From healthcare and finance to transportation, education, and entertainment, the digital transformation of our world generates an unprecedented volume, variety, and velocity of data. The true potential of this raw big data lies in our ability to extract meaningful insights, predict future trends, and support informed decision-making. The Data Science (DS) program at Global College is an interdisciplinary program that sits at the intersection of statistics, computer science, and application-specific knowledge. It is designed to equip students with the theoretical foundations and practical data analytical and programming skills necessary to turn raw data into actionable intelligence.

The DS program provides students with a fundamental background in the core theoretical concepts and practical techniques of modern data science and engineering. It is built on a common science and engineering core. All students first receive rigorous instruction in mathematics, statistics, physics, engineering basics, artificial intelligence, and computer programming. Built on these foundations, an array of program subjects, technical cores, and upper-level technical electives enables students to tailor their data science and engineering education to best suit their career goals. A flexible curriculum allows students to emphasize a wide variety of subject areas within the field, including statistical learning,  database management, artificial intelligence, data mining, data privacy and security, cloud computing, and data-driven applications across diverse domains.

A degree in data science can lead to a wide range of career opportunities. Data scientists develop predictive models, analytical frameworks, optimization methods, and decision-support systems for complex data-driven problems across a wide range of domains. Data scientists develop models and analytical tools for intelligent systems, quality control, predictive maintenance, process optimization, and other data-driven engineering applications. In scientific settings, they work with complex experimental, observational, and simulation data to support discovery, modeling, and quantitative analysis in areas such as healthcare, biology, physics, and other research domains. Data scientists contribute to business intelligence, customer and market analytics, sales forecasting, fraud detection, and decision-support systems.
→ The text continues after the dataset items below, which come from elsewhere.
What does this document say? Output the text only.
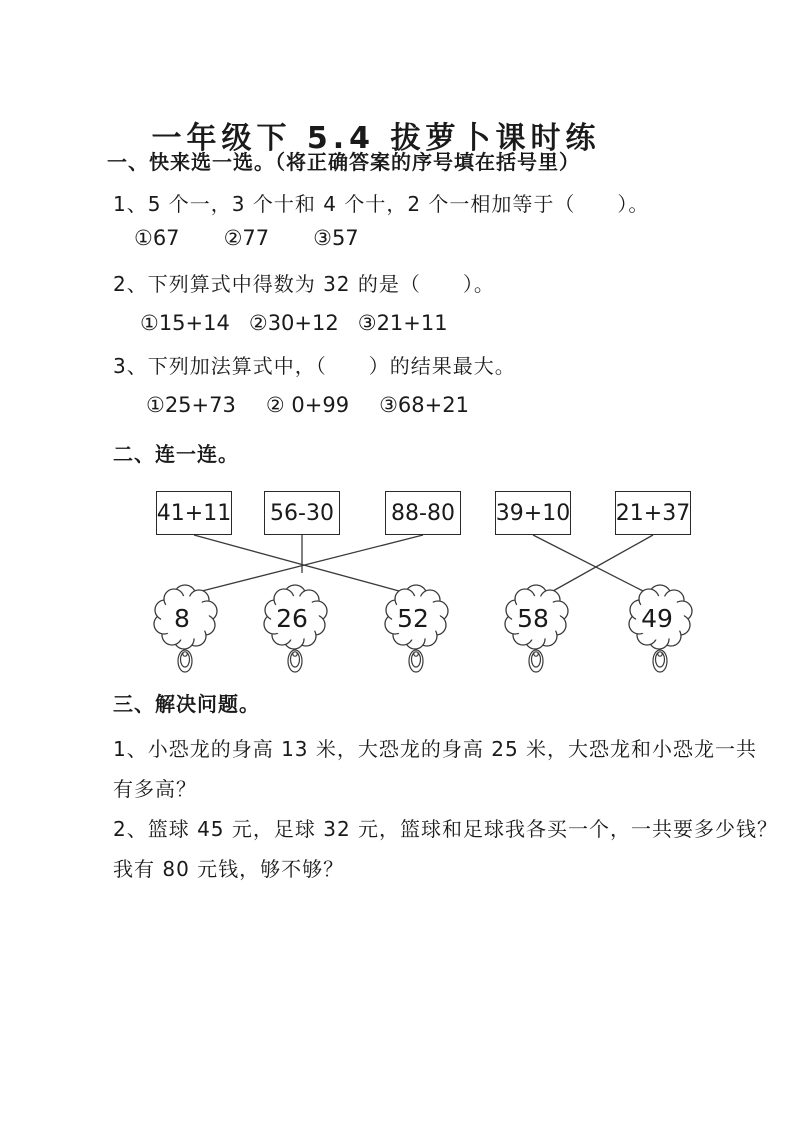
一年级下 5.4 拔萝卜课时练
一、快来选一选。（将正确答案的序号填在括号里）
1、5 个一，3 个十和 4 个十，2 个一相加等于（　　）。
①67 ②77 ③57
2、下列算式中得数为 32 的是（　　）。
①15+14 ②30+12 ③21+11
3、下列加法算式中，（　　）的结果最大。
①25+73 ② 0+99 ③68+21
二、连一连。
41+11 56-30	88-80 39+10 21+37
8	26	52	58	49
三、解决问题。
1、小恐龙的身高 13 米，大恐龙的身高 25 米，大恐龙和小恐龙一共
有多高？
2、篮球 45 元，足球 32 元，篮球和足球我各买一个，一共要多少钱？
我有 80 元钱，够不够？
Across these contexts, data scientists design, build, test, and deploy machine learning models, data pipelines, and user-facing data applications that support prediction, automation, and informed decision-making.
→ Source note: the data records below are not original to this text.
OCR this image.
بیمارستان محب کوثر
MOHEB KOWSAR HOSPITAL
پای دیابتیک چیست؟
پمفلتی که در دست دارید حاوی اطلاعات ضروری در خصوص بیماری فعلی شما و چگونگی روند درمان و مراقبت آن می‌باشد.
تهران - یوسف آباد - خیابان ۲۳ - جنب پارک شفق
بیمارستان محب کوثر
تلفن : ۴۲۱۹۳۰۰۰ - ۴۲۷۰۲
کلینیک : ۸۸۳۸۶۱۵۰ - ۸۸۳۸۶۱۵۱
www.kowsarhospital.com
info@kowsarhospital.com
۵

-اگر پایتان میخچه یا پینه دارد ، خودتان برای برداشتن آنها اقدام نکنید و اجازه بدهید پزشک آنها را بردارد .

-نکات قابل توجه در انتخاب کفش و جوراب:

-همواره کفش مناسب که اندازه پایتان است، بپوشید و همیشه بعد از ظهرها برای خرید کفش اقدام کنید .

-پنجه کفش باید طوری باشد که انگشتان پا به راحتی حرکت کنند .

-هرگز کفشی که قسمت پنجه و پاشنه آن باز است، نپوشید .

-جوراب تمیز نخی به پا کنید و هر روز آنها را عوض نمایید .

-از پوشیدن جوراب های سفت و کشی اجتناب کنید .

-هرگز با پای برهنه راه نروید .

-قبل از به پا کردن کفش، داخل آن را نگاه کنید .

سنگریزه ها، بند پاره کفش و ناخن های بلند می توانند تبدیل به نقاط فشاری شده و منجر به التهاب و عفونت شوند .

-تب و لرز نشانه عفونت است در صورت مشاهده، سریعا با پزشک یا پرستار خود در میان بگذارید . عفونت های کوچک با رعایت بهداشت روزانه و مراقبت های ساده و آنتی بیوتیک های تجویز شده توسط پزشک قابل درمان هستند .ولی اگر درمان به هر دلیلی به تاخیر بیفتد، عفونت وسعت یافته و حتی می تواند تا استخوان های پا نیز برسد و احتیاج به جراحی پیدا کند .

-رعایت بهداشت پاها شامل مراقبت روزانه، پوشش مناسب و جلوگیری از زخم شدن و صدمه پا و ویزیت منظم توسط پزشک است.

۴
Program Educational Objectives

Within 3 to 5 years after graduation from the DS program, the graduates are expected to:

  • Further their intellectual growth through graduate education or professional development.
  • Apply their creativity and global perspective in their engineering or non-engineering professions.
  • Assume leadership roles in a variety of contexts.
Student Outcomes

Graduates from the DS program should be able to demonstrate:

  1. an ability to identify, formulate, and solve complex engineering problems by applying principles of engineering, science, and mathematics
  2. an ability to apply engineering design to produce solutions that meet specified needs with consideration of public health, safety, and welfare, as well as global, cultural, social, environmental, and economic factors
  3. an ability to communicate effectively with a range of audiences
  4. an ability to recognize ethical and professional responsibilities in engineering situations and make informed judgments, which must consider the impact of engineering solutions in global, economic, environmental, and societal contexts
  5. an ability to function effectively on a team whose members together provide leadership, create a collaborative and inclusive environment, establish goals, plan tasks, and meet objectives
  6. an ability to develop and conduct appropriate experimentation, analyze and interpret data, and use engineering judgment to draw conclusions
  7. an ability to acquire and apply new knowledge as needed, using appropriate learning strategies
Curriculum

Candidates for the Bachelor of Science in DS must satisfactorily complete 122 credit hours required by the GC DS program, including:

  • Engineering Foundation 38 credits 
  • Program Subjects 35 credits
  • Engineering Specialization 4 credits
  • Academic Writing 4 credits
  • Intellectual Breadth 14 credits
  • Electives 27 credits:
  • DS Applications Electives 8 credits
  • Flexible Technical Electives 8 credits
  • General Electives 11 credits

Additionally, domestic Chinese students are also required to take all courses required by the Ministry of Education of China. International students are required to take 12 credits of Chinese language and culture courses.